Faculty of Chemistry and Chemical Biology, TU Dortmund University , Otto-Hahn-Straße 4a, D-44227 Dortmund, Germany.
Department of Medical Oncology, Sarcoma Centre West German Cancer Centre University Duisburg-Essen, Medical School , Hufelandstraße 55, D-45122 Essen, Germany.
J Med Chem. 2017 Nov 9;60(21):8801-8815. doi: 10.1021/acs.jmedchem.7b00841. Epub 2017 Oct 24.
In modern cancer therapy, the use of small organic molecules against receptor tyrosine kinases (RTKs) has been shown to be a valuable strategy. The association of cancer cells with dysregulated signaling pathways linked to RTKs represents a key element in targeted cancer therapies. The tyrosine kinase mast/stem cell growth factor receptor KIT is an example of a clinically relevant RTK. KIT is targeted for cancer therapy in gastrointestinal stromal tumors (GISTs) and chronic myelogenous leukemia (CML). However, acquired resistance mutations within the catalytic domain decrease the efficacy of this strategy and are the most common cause of failed therapy. Here, we present the structure-based design and synthesis of novel type II kinase inhibitors to overcome these mutations in KIT. Biochemical and cellular studies revealed promising molecules for the inhibition of mutated KIT.

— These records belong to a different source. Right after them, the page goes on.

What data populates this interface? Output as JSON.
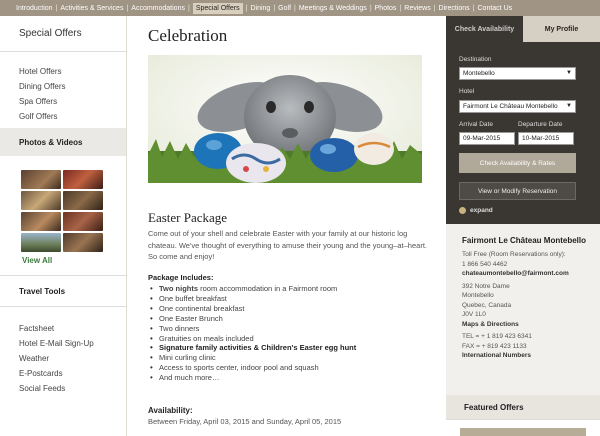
{
  "topnav": {
    "items": [
      "Introduction",
      "Activities & Services",
      "Accommodations",
      "Special Offers",
      "Dining",
      "Golf",
      "Meetings & Weddings",
      "Photos",
      "Reviews",
      "Directions",
      "Contact Us"
    ],
    "active_index": 3
  },
  "left": {
    "section_title": "Special Offers",
    "offer_links": [
      "Hotel Offers",
      "Dining Offers",
      "Spa Offers",
      "Golf Offers"
    ],
    "photos_title": "Photos & Videos",
    "view_all": "View All",
    "travel_title": "Travel Tools",
    "travel_links": [
      "Factsheet",
      "Hotel E-Mail Sign-Up",
      "Weather",
      "E-Postcards",
      "Social Feeds"
    ]
  },
  "main": {
    "title": "Celebration",
    "package_title": "Easter Package",
    "intro": "Come out of your shell and celebrate Easter with your family at our historic log chateau. We've thought of everything to amuse their young and the young–at–heart. So come and enjoy!",
    "includes_label": "Package Includes:",
    "includes": [
      {
        "bold": "Two nights",
        "text": " room accommodation in a Fairmont room"
      },
      {
        "bold": "",
        "text": "One buffet breakfast"
      },
      {
        "bold": "",
        "text": "One continental breakfast"
      },
      {
        "bold": "",
        "text": "One Easter Brunch"
      },
      {
        "bold": "",
        "text": "Two dinners"
      },
      {
        "bold": "",
        "text": "Gratuities on meals included"
      },
      {
        "bold": "Signature family activities & Children's Easter egg hunt",
        "text": ""
      },
      {
        "bold": "",
        "text": "Mini curling clinic"
      },
      {
        "bold": "",
        "text": "Access to sports center, indoor pool and squash"
      },
      {
        "bold": "",
        "text": "And much more…"
      }
    ],
    "availability_label": "Availability:",
    "availability_text": "Between Friday, April 03, 2015 and Sunday, April 05, 2015"
  },
  "booking": {
    "tab_check": "Check Availability",
    "tab_profile": "My Profile",
    "destination_label": "Destination",
    "destination_value": "Montebello",
    "hotel_label": "Hotel",
    "hotel_value": "Fairmont Le Château Montebello",
    "arrival_label": "Arrival Date",
    "arrival_value": "09-Mar-2015",
    "departure_label": "Departure Date",
    "departure_value": "10-Mar-2015",
    "check_button": "Check Availability & Rates",
    "modify_button": "View or Modify Reservation",
    "expand": "expand"
  },
  "contact": {
    "hotel_name": "Fairmont Le Château Montebello",
    "toll_free": "Toll Free (Room Reservations only):",
    "toll_free_number": "1 866 540 4462",
    "email": "chateaumontebello@fairmont.com",
    "address": [
      "392 Notre Dame",
      "Montebello",
      "Quebec, Canada",
      "J0V 1L0"
    ],
    "maps": "Maps & Directions",
    "tel": "TEL = + 1 819 423 6341",
    "fax": "FAX = + 819 423 1133",
    "intl": "International Numbers"
  },
  "featured": {
    "title": "Featured Offers"
  },
  "colors": {
    "nav_bg": "#a09484",
    "booking_bg": "#3a3632",
    "link_green": "#3c7a3c"
  }
}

在现代癌症治疗中,使用针对受体酪氨酸激酶(RTKs)的小分子有机化合物已被证明是一种有价值的策略。癌细胞与 RTKs 相关的失调信号通路的关联是靶向癌症治疗的关键要素。酪氨酸激酶 mast/stem cell 生长因子受体 KIT 就是一个与临床相关的 RTK 的例子。KIT 是胃肠道间质瘤(GIST)和慢性髓性白血病(CML)的癌症治疗靶点。然而,催化结构域内获得的耐药性突变会降低这种策略的疗效,也是治疗失败的最常见原因。在这里,我们提出了基于结构的设计和合成新型 II 型激酶抑制剂,以克服 KIT 中的这些突变。生化和细胞研究揭示了具有抑制突变 KIT 潜力的分子。